Although most of our grocery purchases are organic or local nowadays, I've still been buying our favorite brand of cheap flour tortillas. We like the small size, the taste, and the convenience - burritos are my "I don't have time to cook tonight" meal. But I don't like the questionable/processed ingredients or the plastic packaging.
I've looked at Whole Foods for tortillas, but all I could find were some gluten-free things, and frankly, I'm not getting the whole gluten-free fad. Maybe someone wants to leave a comment explaining it to me. :)
Anyway, I'm mostly still sticking with our old reliable tortilla brand, but occasionally I make tortillas from scratch. They are sooooo yummy, healthier, and there's no plastic packaging involved.
MAKES 8 tortillas
COST: $0.15 per tortilla
1 c. all-purpose flour
1 c. whole wheat flour
1 tsp. salt
1/4 c. butter
1/2 c. water
- Combine the flour and salt.
- Cut in the butter.
- Gradually add the water.
- Refrigerate for 4 to 24 hours. (The recipe I have says to do this , but I have to admit that I never have. As I said, burritos are my quick meal, and refrigerating for 24 hours would make them completely not quick.)

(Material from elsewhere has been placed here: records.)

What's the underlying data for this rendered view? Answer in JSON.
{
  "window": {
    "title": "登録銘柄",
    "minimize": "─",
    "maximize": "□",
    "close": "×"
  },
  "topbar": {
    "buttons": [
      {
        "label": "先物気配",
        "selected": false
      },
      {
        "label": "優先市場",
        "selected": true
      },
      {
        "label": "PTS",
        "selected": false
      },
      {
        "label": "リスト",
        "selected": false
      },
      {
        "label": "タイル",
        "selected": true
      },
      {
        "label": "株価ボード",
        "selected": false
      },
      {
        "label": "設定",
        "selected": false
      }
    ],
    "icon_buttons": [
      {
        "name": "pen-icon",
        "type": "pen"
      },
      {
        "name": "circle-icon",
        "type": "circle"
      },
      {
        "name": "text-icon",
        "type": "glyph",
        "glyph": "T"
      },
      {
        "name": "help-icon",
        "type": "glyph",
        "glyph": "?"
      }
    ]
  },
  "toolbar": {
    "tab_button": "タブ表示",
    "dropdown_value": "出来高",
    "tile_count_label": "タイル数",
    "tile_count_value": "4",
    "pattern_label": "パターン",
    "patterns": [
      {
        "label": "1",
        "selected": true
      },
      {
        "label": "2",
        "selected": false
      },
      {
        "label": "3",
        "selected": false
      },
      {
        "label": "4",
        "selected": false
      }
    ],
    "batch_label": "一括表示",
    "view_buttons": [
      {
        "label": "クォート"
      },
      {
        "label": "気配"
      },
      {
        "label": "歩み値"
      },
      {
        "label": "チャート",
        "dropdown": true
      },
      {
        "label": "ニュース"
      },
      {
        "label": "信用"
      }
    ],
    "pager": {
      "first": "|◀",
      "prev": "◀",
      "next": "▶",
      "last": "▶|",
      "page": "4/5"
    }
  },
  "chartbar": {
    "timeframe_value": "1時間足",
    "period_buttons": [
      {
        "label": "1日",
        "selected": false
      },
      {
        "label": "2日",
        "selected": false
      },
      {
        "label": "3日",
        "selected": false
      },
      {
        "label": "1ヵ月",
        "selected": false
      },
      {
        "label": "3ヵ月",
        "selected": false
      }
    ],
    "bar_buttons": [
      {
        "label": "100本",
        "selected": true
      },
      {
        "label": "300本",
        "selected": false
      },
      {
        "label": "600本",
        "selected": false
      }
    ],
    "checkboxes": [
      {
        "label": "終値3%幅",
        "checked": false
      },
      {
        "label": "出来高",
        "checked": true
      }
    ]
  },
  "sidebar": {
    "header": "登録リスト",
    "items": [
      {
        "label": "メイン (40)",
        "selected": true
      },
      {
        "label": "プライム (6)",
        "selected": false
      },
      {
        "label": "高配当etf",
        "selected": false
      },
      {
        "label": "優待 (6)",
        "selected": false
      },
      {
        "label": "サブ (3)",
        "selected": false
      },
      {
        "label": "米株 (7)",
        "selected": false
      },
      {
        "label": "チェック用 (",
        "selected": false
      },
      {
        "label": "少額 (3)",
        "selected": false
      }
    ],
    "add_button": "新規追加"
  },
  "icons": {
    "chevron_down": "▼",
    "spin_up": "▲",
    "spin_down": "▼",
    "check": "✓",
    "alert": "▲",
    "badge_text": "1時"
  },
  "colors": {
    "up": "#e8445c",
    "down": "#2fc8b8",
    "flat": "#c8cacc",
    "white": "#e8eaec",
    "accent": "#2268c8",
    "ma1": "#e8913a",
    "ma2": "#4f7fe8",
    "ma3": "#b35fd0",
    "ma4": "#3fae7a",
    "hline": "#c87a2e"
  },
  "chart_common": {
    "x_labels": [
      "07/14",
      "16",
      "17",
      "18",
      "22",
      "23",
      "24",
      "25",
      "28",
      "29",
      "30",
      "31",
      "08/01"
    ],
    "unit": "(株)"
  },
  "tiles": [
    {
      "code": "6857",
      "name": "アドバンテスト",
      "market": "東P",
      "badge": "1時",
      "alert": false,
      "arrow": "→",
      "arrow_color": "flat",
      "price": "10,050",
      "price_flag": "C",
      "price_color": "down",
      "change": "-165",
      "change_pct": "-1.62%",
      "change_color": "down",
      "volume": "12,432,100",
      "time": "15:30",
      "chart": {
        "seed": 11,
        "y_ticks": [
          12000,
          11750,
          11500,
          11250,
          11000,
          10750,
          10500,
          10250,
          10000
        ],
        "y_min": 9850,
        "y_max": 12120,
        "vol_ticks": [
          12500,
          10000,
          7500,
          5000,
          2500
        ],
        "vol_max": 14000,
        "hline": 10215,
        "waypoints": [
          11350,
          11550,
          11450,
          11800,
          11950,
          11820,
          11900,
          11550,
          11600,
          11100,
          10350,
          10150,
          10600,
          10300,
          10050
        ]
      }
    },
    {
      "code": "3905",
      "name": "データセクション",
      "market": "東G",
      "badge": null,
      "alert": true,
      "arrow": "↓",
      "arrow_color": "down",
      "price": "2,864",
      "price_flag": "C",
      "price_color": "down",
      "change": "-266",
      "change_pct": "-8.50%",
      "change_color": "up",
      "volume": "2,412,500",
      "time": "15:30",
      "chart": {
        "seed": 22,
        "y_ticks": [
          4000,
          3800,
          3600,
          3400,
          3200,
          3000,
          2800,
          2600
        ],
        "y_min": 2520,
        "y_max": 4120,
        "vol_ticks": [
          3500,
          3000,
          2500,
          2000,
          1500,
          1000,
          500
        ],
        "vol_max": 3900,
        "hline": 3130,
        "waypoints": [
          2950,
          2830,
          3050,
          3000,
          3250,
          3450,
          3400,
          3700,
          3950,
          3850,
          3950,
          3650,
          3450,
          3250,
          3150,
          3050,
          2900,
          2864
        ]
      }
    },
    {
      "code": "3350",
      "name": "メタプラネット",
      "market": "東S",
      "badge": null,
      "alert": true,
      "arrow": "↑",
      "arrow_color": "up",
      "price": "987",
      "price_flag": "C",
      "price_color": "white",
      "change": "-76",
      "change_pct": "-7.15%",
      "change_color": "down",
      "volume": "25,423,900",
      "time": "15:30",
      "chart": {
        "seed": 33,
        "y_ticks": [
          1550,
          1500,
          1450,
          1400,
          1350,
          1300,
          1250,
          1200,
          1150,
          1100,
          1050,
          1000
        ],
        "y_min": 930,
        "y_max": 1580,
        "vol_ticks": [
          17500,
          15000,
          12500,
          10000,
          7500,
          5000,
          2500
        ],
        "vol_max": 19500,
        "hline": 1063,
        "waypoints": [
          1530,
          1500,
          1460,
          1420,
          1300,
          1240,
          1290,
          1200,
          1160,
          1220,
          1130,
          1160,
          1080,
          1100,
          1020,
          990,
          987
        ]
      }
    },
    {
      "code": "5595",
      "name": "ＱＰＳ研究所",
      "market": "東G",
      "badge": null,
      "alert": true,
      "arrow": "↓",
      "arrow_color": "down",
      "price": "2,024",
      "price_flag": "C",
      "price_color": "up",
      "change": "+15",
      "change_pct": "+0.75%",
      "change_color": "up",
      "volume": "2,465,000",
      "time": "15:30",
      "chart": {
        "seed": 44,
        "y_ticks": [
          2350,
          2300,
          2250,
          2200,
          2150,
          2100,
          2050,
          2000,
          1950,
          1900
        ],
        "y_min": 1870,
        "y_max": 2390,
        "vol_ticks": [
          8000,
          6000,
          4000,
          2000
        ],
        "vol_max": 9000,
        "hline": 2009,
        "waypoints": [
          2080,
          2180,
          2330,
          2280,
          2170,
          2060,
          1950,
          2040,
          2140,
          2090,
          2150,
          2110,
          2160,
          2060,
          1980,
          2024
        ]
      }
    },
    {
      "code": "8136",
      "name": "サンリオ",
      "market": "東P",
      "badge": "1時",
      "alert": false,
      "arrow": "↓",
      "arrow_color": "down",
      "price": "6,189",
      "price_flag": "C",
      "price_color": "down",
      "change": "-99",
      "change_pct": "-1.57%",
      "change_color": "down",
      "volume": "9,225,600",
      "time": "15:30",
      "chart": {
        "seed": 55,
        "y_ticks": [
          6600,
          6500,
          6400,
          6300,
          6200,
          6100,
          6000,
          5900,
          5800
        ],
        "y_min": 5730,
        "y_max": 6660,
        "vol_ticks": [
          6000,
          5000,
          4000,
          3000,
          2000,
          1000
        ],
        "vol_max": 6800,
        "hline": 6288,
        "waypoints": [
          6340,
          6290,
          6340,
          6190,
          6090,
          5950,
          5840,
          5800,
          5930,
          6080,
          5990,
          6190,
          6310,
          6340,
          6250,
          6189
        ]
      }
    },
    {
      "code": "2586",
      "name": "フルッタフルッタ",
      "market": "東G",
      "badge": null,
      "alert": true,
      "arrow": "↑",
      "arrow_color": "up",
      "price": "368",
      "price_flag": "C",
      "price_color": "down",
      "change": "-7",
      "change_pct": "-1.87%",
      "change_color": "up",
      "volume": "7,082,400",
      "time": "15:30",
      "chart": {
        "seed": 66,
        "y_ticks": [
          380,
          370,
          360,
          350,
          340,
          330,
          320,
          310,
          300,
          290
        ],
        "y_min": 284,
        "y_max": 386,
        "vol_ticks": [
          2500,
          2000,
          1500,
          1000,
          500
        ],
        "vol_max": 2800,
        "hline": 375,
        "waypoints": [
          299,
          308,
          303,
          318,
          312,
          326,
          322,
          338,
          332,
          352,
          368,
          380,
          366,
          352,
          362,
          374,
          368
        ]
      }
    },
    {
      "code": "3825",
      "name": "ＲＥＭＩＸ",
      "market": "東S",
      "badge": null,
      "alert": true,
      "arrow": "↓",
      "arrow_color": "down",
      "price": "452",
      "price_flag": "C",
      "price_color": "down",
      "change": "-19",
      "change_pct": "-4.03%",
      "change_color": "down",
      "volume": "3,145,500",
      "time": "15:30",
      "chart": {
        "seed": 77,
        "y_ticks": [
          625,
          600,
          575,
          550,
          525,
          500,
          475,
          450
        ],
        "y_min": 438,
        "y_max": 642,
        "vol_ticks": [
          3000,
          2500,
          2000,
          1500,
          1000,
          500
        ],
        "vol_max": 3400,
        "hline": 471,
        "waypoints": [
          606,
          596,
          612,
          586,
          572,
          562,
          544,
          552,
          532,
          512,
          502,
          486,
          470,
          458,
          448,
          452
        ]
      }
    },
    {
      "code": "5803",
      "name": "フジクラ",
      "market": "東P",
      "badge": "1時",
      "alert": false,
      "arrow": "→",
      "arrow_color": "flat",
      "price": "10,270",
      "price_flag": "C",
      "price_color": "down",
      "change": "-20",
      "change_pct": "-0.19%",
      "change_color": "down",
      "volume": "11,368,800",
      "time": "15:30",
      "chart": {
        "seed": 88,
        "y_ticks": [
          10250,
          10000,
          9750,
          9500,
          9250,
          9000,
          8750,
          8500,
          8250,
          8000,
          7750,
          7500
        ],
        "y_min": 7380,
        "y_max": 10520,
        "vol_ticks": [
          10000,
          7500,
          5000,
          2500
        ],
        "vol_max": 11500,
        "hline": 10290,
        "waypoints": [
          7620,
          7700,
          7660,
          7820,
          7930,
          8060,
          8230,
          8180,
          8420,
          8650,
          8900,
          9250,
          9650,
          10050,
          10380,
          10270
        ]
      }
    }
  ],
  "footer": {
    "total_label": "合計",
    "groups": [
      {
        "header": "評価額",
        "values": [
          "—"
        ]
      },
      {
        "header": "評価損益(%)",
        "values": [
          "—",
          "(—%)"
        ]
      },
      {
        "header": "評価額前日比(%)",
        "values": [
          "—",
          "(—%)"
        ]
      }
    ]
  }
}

- Divide the dough into 8 to 12 pieces, depending on how big you like your tortillas.
- Roll each piece very thin.
- Cook on a hot griddle for about 20 seconds on each side.
And hurray, hurray, I finally got around to looking up that wheat farmer my friend told me about forever ago. I went and picked up some wheat from them last week - brought my own five pound buckets - so if I can get into the swing of grinding my own wheat, that's one step closer to zero waste!
Question though - does anyone know anything about soft wheat? I bought two buckets of hard wheat, and one of soft. Hard wheat is what most of us are used to, but the soft wheat is supposed to be good for things that don't rise like cookies and pancakes. But I always do half white half wheat in all my baked goods. Could I substitute the soft wheat for the white flour, eliminating the need for all-purpose flour?